So instead of looking at your traffic by what marketing efforts are bring the most amount of visitors and converting best, look at your visitor mix as a starting point.
There are 3 types of visitors who can come to your website:
1. Buyers – you know who they are because they converted to a sale or lead.
2. Potential Buyers – these are visitors who are in the market for what you offer, but for any number of possible reasons, don’t buy. They may be at earlier stages in the buying process, doing research to sell it internally, not adequately persuaded, driven away by bad usability, etc. The upshot is, there are countless number of changes/improvements you can test and make to bump these visitors from potential into actual buyers.

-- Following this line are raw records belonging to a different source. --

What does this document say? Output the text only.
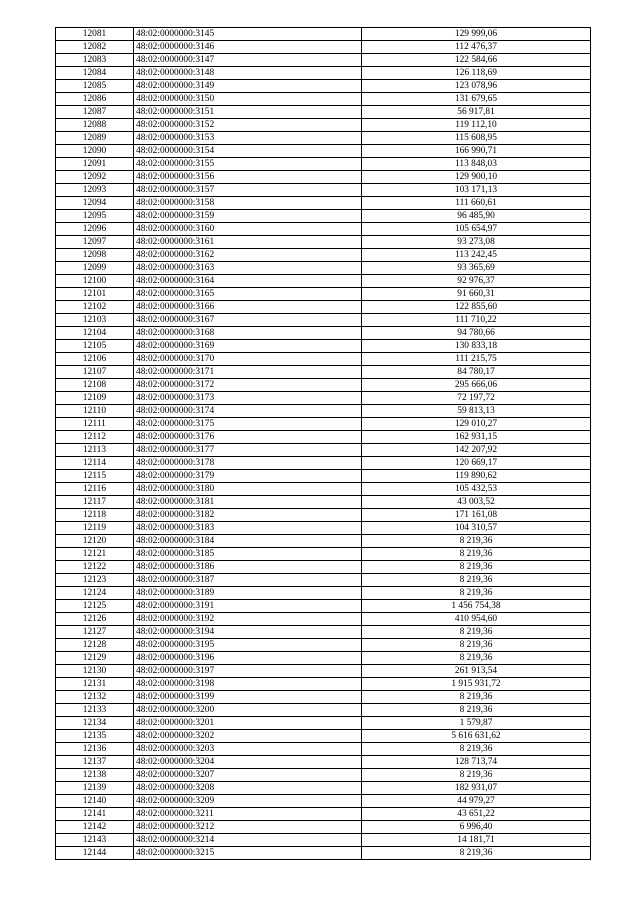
12081	48:02:0000000:3145	129 999,06
12082	48:02:0000000:3146	112 476,37
12083	48:02:0000000:3147	122 584,66
12084	48:02:0000000:3148	126 118,69
12085	48:02:0000000:3149	123 078,96
12086	48:02:0000000:3150	131 679,65
12087	48:02:0000000:3151	56 917,81
12088	48:02:0000000:3152	119 112,10
12089	48:02:0000000:3153	115 608,95
12090	48:02:0000000:3154	166 990,71
12091	48:02:0000000:3155	113 848,03
12092	48:02:0000000:3156	129 900,10
12093	48:02:0000000:3157	103 171,13
12094	48:02:0000000:3158	111 660,61
12095	48:02:0000000:3159	96 485,90
12096	48:02:0000000:3160	105 654,97
12097	48:02:0000000:3161	93 273,08
12098	48:02:0000000:3162	113 242,45
12099	48:02:0000000:3163	93 365,69
12100	48:02:0000000:3164	92 976,37
12101	48:02:0000000:3165	91 660,31
12102	48:02:0000000:3166	122 855,60
12103	48:02:0000000:3167	111 710,22
12104	48:02:0000000:3168	94 780,66
12105	48:02:0000000:3169	130 833,18
12106	48:02:0000000:3170	111 215,75
12107	48:02:0000000:3171	84 780,17
12108	48:02:0000000:3172	295 666,06
12109	48:02:0000000:3173	72 197,72
12110	48:02:0000000:3174	59 813,13
12111	48:02:0000000:3175	129 010,27
12112	48:02:0000000:3176	162 931,15
12113	48:02:0000000:3177	142 207,92
12114	48:02:0000000:3178	120 669,17
12115	48:02:0000000:3179	119 890,62
12116	48:02:0000000:3180	105 432,53
12117	48:02:0000000:3181	43 003,52
12118	48:02:0000000:3182	171 161,08
12119	48:02:0000000:3183	104 310,57
12120	48:02:0000000:3184	8 219,36
12121	48:02:0000000:3185	8 219,36
12122	48:02:0000000:3186	8 219,36
12123	48:02:0000000:3187	8 219,36
12124	48:02:0000000:3189	8 219,36
12125	48:02:0000000:3191	1 456 754,38
12126	48:02:0000000:3192	410 954,60
12127	48:02:0000000:3194	8 219,36
12128	48:02:0000000:3195	8 219,36
12129	48:02:0000000:3196	8 219,36
12130	48:02:0000000:3197	261 913,54
12131	48:02:0000000:3198	1 915 931,72
12132	48:02:0000000:3199	8 219,36
12133	48:02:0000000:3200	8 219,36
12134	48:02:0000000:3201	1 579,87
12135	48:02:0000000:3202	5 616 631,62
12136	48:02:0000000:3203	8 219,36
12137	48:02:0000000:3204	128 713,74
12138	48:02:0000000:3207	8 219,36
12139	48:02:0000000:3208	182 931,07
12140	48:02:0000000:3209	44 979,27
12141	48:02:0000000:3211	43 651,22
12142	48:02:0000000:3212	6 996,40
12143	48:02:0000000:3214	14 181,71
12144	48:02:0000000:3215	8 219,36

3. Disqualified Traffic – these are visitors who wouldn’t buy no matter what (maybe they arrived to your website by accident – they typed shingles and were looking for the medical condition not what you put on roofs, or maybe they don’t have the type of budget your product or service needs, etc.).
On a typical website, 3% of visitors are Buyers and the other 97% is distributed among the Potential Buyers and Disqualified traffic.
You should be asking yourself these 2 key questions:
1. Of your non-buyers what percent are potential buyers? And how can you increase those?
2. What marketing efforts are bringing ample amounts of traffic, but with poor quality traffic – i.e., what’s driving a disproportionate amount of disqualified traffic?
Your marketing analyst should be able to tell you the answers to these questions.
The opportunity to increase revenue is in:
- understanding that 97% of non-buying traffic better,
- bringing in less Disqualified traffic and more Potential Buyers, and
- More effectively turning those Potential Buyers into Buyers.
Do you have a plan for doing so? If not, will you continue to target ineffectively?
P.S. if it helps to think about it, GoDaddy.com Super Bowl commercial drives lots of traffic to their website to see the continuation of their ads (well maybe not this year – sorry Joan), how many of those are not qualified buyers?